Gostava muito de ter sido médico, mas depois era tanto tempo a estudar, e comecei cedo a querer conhecer o mundo e a querer sair de casa dos meus pais e viver na moda. Nasci em Angola e vim viver para São João da Madeira, para casa dos meus avós, com 10 anos. Os meus pais foram para Ovar e eu aos 17 anos fui viver para o Porto. Fiquei lá até aos 23, depois vim para a tropa para Lisboa e voltei para o Porto. Depois vim trabalhar à noite para Lisboa e fiquei por cá, mas continuava à mesma na moda. Trabalhava com designers em lojas de design no Porto. Continuei no Porto, já era manequim ao mesmo tempo.

A moda apareceu na sua vida na década de 1980. Como é que isso aconteceu?
Toda a gente me dizia “com a tua altura e com a tua cara podias ser manequim”. Era muito assim, não havia agências, havia os contactos de casa de cada um. Era assim que se contactava as pessoas. Comecei a ser produtor e coordenador, porque me convidavam para manequim e também organizava a parte de bastidores, com o José Manuel Trindade, que também era um ex manequim. A partir daí foi de boca em boca: “chama o Luís”. Eu era assistente de coreógrafos [de moda] que eram concorrentes uns dos outros. Quando estou a trabalhar com um, quero que aquele evento ou trabalho para que ele me contratou funcione bem. Antigamente, cada coreógrafo contratava a sua equipa

Quem são os coreógrafos da moda?
Antigamente os desfiles eram todos coreografados e em grupos. Avançava-se com a música, tinha de se parar com um determinado pé, num determinado degrau, avançam todos ao mesmo tempo… hoje as manequins só têm de andar para a frente. Havia muitas horas de ensaios e cursos de manequins. Eu decorava as coreografias todas e ajudava as modelos. As coisas estão a mudar. Estou a sentir no resto do mundo que, além dos cenários gigantescos e uma grande quantidade de manequins, a parte encenada vai regressar e juntar-se à história. E para isso a nova geração de modelos tem de aprender muito.

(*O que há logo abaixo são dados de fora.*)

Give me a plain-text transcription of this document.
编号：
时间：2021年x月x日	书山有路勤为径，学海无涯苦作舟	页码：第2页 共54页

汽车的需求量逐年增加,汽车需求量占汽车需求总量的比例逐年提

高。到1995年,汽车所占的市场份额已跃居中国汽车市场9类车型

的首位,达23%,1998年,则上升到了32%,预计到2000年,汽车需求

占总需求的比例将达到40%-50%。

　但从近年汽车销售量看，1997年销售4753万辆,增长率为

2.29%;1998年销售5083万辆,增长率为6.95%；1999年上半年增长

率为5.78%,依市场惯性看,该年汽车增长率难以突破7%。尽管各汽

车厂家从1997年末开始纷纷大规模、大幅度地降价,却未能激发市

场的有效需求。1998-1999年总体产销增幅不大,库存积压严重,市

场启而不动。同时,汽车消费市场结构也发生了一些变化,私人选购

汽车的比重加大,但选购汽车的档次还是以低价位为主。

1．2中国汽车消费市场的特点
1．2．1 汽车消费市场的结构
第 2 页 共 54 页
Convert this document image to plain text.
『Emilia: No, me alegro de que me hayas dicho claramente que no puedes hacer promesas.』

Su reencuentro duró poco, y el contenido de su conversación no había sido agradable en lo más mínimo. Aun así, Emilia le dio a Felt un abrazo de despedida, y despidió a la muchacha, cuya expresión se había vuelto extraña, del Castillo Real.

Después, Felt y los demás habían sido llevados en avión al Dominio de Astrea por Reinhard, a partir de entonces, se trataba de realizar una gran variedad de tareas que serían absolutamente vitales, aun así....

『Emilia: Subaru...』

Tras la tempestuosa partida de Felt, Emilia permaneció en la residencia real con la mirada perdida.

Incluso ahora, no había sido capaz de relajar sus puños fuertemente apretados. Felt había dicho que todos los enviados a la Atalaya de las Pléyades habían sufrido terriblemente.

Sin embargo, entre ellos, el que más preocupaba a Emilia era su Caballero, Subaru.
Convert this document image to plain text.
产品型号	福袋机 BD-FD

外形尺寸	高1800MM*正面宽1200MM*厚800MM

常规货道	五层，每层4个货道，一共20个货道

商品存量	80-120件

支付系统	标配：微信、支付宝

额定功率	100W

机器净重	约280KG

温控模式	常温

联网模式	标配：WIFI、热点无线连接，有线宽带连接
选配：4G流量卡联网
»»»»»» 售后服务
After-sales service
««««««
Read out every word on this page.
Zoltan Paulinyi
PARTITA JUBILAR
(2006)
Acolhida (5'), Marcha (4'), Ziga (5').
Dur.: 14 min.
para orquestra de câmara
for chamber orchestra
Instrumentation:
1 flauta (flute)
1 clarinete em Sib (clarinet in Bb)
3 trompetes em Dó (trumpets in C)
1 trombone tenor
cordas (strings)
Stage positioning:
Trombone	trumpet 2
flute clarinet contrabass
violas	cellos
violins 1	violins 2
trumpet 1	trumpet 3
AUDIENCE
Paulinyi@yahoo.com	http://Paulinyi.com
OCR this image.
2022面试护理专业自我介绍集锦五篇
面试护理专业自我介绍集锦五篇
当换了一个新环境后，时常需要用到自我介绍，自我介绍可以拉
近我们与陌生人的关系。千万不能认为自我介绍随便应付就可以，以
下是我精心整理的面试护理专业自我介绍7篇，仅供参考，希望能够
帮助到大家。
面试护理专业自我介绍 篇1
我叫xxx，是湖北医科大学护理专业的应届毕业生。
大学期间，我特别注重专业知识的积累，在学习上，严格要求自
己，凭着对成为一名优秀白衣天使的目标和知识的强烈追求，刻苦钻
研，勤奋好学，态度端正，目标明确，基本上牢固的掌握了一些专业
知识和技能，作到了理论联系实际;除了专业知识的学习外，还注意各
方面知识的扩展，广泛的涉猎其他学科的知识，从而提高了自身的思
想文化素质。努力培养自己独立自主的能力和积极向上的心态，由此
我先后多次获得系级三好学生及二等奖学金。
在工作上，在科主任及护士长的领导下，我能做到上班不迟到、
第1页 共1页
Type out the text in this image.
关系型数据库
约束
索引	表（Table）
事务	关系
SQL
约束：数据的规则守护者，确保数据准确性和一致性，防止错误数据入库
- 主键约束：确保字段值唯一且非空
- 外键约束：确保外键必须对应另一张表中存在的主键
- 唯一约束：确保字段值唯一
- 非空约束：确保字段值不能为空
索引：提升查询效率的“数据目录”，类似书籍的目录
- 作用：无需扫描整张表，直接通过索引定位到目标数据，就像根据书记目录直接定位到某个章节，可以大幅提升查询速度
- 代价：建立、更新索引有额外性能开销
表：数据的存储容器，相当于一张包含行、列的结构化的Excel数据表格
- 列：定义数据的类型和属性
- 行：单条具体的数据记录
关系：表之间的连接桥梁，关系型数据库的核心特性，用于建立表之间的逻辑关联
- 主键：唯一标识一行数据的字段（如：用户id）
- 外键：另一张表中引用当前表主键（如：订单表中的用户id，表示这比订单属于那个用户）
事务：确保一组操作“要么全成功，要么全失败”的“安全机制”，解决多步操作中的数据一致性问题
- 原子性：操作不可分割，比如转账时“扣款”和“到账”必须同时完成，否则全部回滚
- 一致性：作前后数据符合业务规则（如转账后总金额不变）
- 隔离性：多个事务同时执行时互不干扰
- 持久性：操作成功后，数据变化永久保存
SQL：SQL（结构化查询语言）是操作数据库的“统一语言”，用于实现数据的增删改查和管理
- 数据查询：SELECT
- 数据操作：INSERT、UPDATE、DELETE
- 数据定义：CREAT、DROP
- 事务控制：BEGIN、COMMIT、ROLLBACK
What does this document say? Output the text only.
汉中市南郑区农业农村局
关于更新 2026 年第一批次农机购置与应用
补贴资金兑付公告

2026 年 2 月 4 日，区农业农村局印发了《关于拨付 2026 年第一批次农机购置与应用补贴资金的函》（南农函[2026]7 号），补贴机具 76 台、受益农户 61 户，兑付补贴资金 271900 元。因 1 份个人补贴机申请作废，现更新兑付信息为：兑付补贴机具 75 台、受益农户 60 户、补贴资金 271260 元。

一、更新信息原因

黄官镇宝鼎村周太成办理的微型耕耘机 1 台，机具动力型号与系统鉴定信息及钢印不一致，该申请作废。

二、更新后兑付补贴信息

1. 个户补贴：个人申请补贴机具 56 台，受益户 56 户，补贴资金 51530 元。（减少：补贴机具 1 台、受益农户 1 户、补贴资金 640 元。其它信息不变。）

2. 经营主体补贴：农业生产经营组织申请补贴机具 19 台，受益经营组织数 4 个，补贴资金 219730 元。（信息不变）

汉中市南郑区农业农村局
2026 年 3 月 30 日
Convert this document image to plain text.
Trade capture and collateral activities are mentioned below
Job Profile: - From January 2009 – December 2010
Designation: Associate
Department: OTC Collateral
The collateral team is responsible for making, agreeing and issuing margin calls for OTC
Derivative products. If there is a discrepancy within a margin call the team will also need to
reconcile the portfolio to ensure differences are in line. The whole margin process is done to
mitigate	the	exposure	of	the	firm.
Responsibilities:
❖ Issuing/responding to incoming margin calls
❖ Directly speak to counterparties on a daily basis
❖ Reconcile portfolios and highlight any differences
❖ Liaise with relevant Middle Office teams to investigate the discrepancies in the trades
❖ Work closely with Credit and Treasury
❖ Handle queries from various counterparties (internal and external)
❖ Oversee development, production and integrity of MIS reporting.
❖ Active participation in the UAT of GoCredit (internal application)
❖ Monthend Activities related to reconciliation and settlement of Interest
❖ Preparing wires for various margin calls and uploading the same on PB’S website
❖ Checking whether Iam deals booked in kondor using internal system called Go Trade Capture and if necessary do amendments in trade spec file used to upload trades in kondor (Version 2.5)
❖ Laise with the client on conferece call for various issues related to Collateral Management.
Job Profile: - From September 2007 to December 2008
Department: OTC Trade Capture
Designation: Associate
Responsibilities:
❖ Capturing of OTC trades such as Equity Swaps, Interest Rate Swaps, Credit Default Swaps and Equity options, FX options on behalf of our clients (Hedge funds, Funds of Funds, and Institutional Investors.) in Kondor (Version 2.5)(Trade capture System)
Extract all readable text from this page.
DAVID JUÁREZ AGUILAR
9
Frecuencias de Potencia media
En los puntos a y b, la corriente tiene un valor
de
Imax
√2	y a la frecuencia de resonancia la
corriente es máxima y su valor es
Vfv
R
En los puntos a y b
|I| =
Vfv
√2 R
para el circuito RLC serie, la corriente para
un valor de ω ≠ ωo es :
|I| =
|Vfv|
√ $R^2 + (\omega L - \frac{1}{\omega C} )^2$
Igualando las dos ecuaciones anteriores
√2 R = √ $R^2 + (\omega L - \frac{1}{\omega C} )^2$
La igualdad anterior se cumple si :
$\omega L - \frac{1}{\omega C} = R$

Luis Pereira a desfilar quando era modelo, no início da sua carreira.

Um país com duas semanas de moda

Explique-nos o sítio onde estamos.
A Factory Lisbon. É o próximo cenário da ModaLisboa.

Esta edição já vai ser um regresso à normalidade?
Não vai ser um regresso totalmente ao normal, mas se calhar as coisas também não vão ficar como eram.

O que é que esta edição vai ter de diferente?
São as coisas que vão acontecer todos os dias, não vão ser só desfiles. É importante ver o público, na última edição já se viu isso. Só o facto de ter aquela luz natural e vista para o rio já é fantástico. A estrutura da sala de desfiles é completamente diferente do que nós temos feito, são salas seguidas e não se vê de umas para as outras. A ModaLisboa já tentou fazer aqui coisas no passado, mas estava em obras e voltamos agora para o lançamento do Factory Lisbon. Os sítios onde a ModaLisboa acontece renascem porque chama lá pessoas que não os conhecem. E também mostra a cidade além da moda à imprensa internacional. Há programas com o Turismo de Lisboa.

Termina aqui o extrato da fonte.